Heute laufen wir die zweite karibische Insel unserer Reise an – Grenada ist unser Ziel. Wie geplant laufen wir gegen 8.00 Uhr im Hafen von St. George’s ein; rund 28°C und wolkenloser Himmel sind vorhergesagt. So soll es sein …
Natürlich beginnt der Tag für mich schon ein bisschen früher. Wenige Minuten vor Sonnenaufgang wache ich auf, schaue mal im Bad vorbei und gehe im Rossini ausgiebig frühstücken – heute stehen nämlich sportliche Höchstleistungen auf dem Programm. Doch dazu später mehr.
Zunächst ist nämlich noch etwas Freizeit angesagt und die nutze ich zur Abwechslung mal für ein bisschen Mailbearbeitung.
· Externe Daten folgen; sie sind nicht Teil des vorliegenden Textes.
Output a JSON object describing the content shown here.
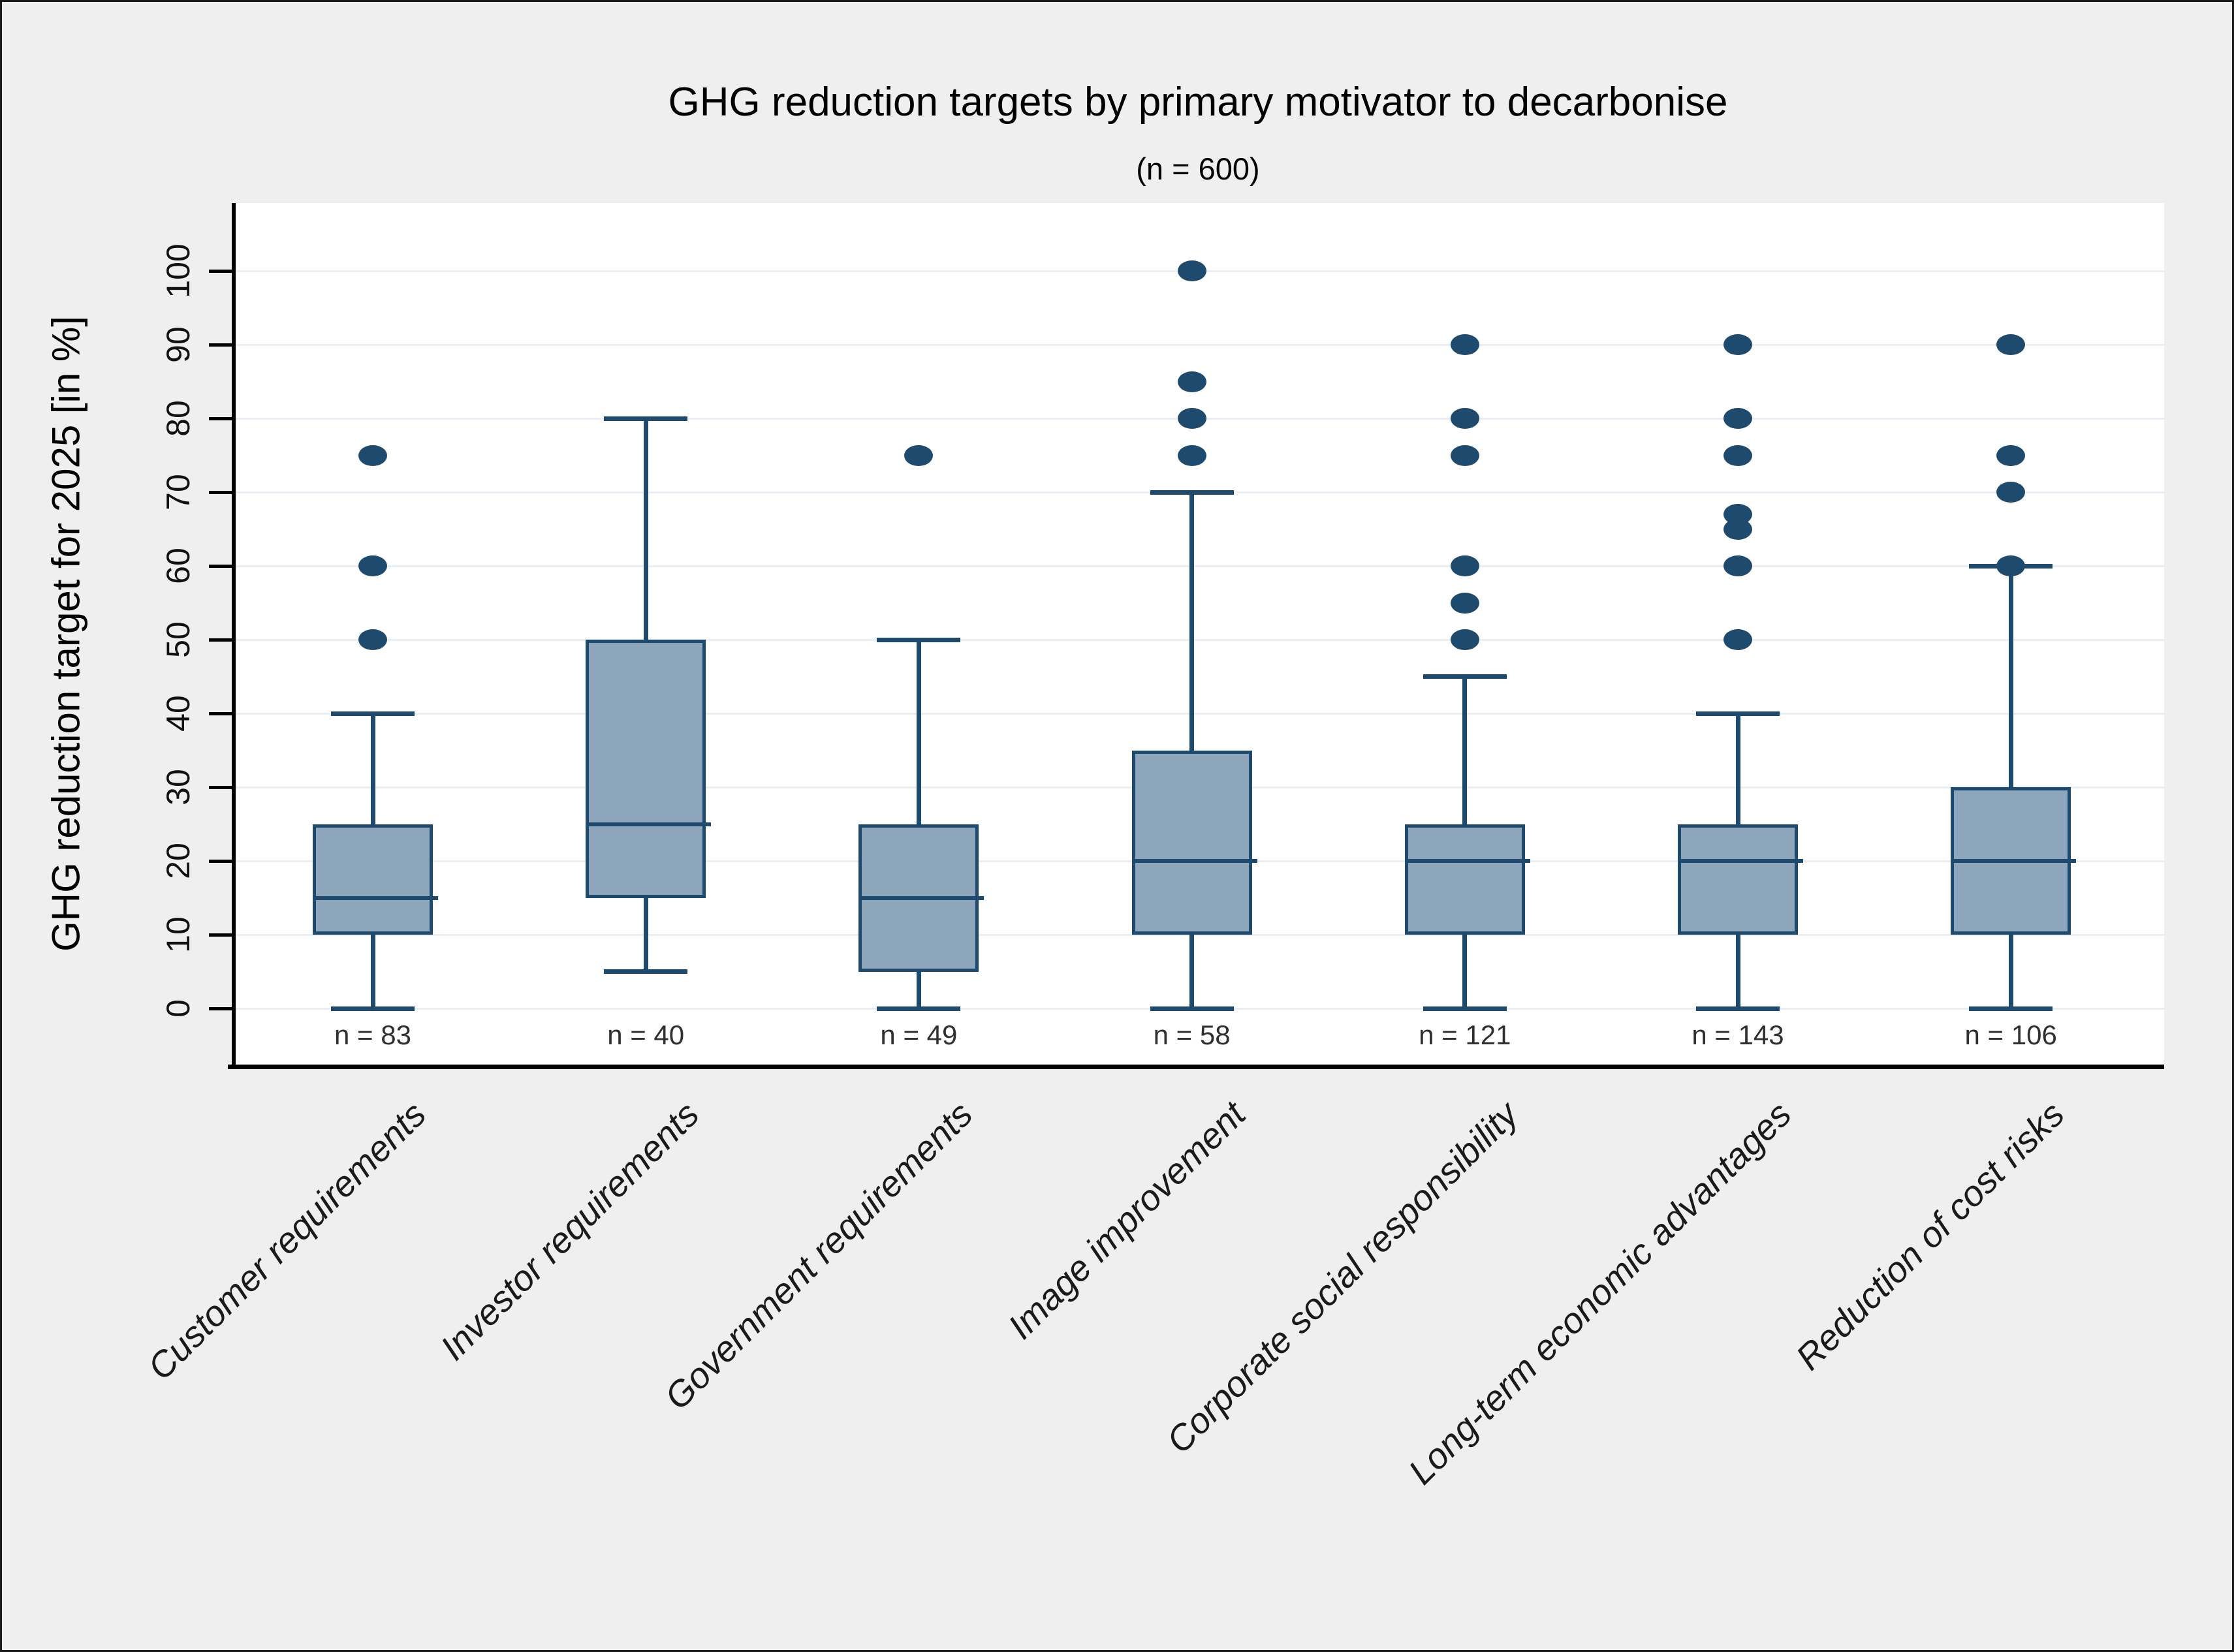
{
  "chart_data": {
    "type": "box",
    "title": "GHG reduction targets by primary motivator to decarbonise",
    "subtitle": "(n = 600)",
    "ylabel": "GHG reduction target for 2025 [in %]",
    "ylim": [
      0,
      100
    ],
    "yticks": [
      0,
      10,
      20,
      30,
      40,
      50,
      60,
      70,
      80,
      90,
      100
    ],
    "grid": "horizontal-light",
    "legend": "none",
    "categories": [
      "Customer requirements",
      "Investor requirements",
      "Government requirements",
      "Image improvement",
      "Corporate social responsibility",
      "Long-term economic advantages",
      "Reduction of cost risks"
    ],
    "series": [
      {
        "name": "Customer requirements",
        "n_label": "n = 83",
        "n": 83,
        "whisker_low": 0,
        "q1": 10,
        "median": 15,
        "q3": 25,
        "whisker_high": 40,
        "outliers": [
          50,
          60,
          75
        ]
      },
      {
        "name": "Investor requirements",
        "n_label": "n = 40",
        "n": 40,
        "whisker_low": 5,
        "q1": 15,
        "median": 25,
        "q3": 50,
        "whisker_high": 80,
        "outliers": []
      },
      {
        "name": "Government requirements",
        "n_label": "n = 49",
        "n": 49,
        "whisker_low": 0,
        "q1": 5,
        "median": 15,
        "q3": 25,
        "whisker_high": 50,
        "outliers": [
          75
        ]
      },
      {
        "name": "Image improvement",
        "n_label": "n = 58",
        "n": 58,
        "whisker_low": 0,
        "q1": 10,
        "median": 20,
        "q3": 35,
        "whisker_high": 70,
        "outliers": [
          75,
          80,
          85,
          100
        ]
      },
      {
        "name": "Corporate social responsibility",
        "n_label": "n = 121",
        "n": 121,
        "whisker_low": 0,
        "q1": 10,
        "median": 20,
        "q3": 25,
        "whisker_high": 45,
        "outliers": [
          50,
          55,
          60,
          75,
          80,
          90
        ]
      },
      {
        "name": "Long-term economic advantages",
        "n_label": "n = 143",
        "n": 143,
        "whisker_low": 0,
        "q1": 10,
        "median": 20,
        "q3": 25,
        "whisker_high": 40,
        "outliers": [
          50,
          60,
          65,
          67,
          75,
          80,
          90
        ]
      },
      {
        "name": "Reduction of cost risks",
        "n_label": "n = 106",
        "n": 106,
        "whisker_low": 0,
        "q1": 10,
        "median": 20,
        "q3": 30,
        "whisker_high": 60,
        "outliers": [
          60,
          70,
          75,
          90
        ]
      }
    ],
    "colors": {
      "box_fill": "#8ea6bc",
      "box_border": "#1e4a6e",
      "whisker": "#1e4a6e",
      "outlier": "#1e4a6e",
      "gridline": "#e8eef3",
      "axis": "#000000",
      "background": "#efefef",
      "plot_background": "#ffffff",
      "n_label": "#303030",
      "text": "#000000"
    }
  }
}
Und auch ein Blick auf die Nachrichtenagenturen schadet da nicht – Themen wie Zypern, Nordkorea und der Winter zu Hause sollte man ja zumindest mal im Auge behalten, auch wenn sie hier unter der karibischen Sonne eher unbedeutend erscheinen.
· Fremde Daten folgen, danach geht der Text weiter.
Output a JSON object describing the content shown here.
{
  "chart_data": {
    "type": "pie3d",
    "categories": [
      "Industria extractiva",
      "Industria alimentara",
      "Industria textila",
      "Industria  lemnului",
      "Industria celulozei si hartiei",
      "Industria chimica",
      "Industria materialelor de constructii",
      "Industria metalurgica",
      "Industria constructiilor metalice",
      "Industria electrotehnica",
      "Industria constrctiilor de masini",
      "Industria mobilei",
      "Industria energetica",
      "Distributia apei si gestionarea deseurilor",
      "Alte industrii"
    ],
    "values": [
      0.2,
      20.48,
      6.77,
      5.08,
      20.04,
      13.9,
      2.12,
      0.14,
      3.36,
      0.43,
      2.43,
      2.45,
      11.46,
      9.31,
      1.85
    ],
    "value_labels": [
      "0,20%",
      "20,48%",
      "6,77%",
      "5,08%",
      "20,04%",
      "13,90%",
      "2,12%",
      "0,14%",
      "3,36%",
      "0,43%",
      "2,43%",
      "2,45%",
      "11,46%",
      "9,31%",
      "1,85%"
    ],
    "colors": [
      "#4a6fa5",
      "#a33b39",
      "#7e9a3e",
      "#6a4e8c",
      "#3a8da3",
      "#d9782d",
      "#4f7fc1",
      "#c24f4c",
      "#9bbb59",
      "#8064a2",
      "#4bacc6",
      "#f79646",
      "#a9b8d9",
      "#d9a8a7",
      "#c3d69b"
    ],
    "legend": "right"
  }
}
Gegen 11.00 Uhr geht es dann los: ich habe heute den Ausflug GREB03 gebucht – und Kennern der AIDA-Szene wird gleich aufgefallen sein, dass nach dem dreistelligen Hafenkürzel (GRE) die Kennung (B) für „Biking“ folgt. Der heutige Tag hat also auch etwas sportlichen Charakter – gilt es doch den Strand per Fahrrad zu erreichen. „Pures Strandvergnügen per Bike“ heißt unsere Schnupper-Biking-Tour, sollte also auch für eher Passiv-Sportler wie mich zu absolvieren sein.
Unsere Gruppe trifft sich im Treppenhaus vor Deck 3, wo wir zunächst einmal mit dem Nötigsten ausgestattet werden – Fahrradhelm und Trinkflaschen sind dabei obligatorisch, den Rucksack gibt es auf Wunsch dazu. Und dann geht’s auch schon auf die Pier. In Reih’ und Glied stehen unsere Räder bereit, sind bereits auf die jeweilige Körpergröße voreingestellt und sortiert nach Rücktritt/Freilauf.
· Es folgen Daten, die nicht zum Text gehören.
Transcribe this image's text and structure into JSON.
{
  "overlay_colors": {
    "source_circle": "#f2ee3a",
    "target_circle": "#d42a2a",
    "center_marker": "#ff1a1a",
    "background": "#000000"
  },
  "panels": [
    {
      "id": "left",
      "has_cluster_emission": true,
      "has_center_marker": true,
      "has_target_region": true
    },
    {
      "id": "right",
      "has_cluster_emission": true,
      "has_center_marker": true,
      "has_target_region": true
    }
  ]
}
Parallel mit uns bricht noch eine zweite Gruppe zu einer Soft-Aktiv-Tour auf – da soll es dann nicht nur eben wie bei uns sein sondern auch die eine oder andere Steigung geben. Aber das lassen wir mal lieber, ich bin ja hier im Urlaub. Die Beschreibung unserer Tour reicht mir vollkommen aus: „Wer ab und zu mit dem Fahrrad zum Bäcker fährt, ist hier gut aufgehoben“. Gut 7 km an der Küste entlang zum Strand, dann 2 ½ Stunden Schwimmen und Sonnen und dann gemütlich zurück – so ist der Plan.
Die Praxis wird dann doch leicht anders. „Gemütlich der Küste entlang“ assoziiere ich mit einer Uferpromenade, das Meer auf der rechten Seite, links ein paar Blumenbeete und eine mehr oder wenige eben Strecke. Soweit zur Theorie. In der Praxis beginnt die Tour in der chaotischen Innenstadt von St. George’s. Dort treffen rund zwanzig Radler auf eine Masse von Autofahrern, die in ihrem Fahrzeug im Wesentlichen die Hupe bedienen können. Wir treffen auf Straßen, die nur unwesentlich breiter als die Autos sind und eine Straßenverkehrsordnung, die es offensichtlich nicht gibt. Kurzum: wir sind Fremdkörper im Straßenbild und werden auch als solche behandelt.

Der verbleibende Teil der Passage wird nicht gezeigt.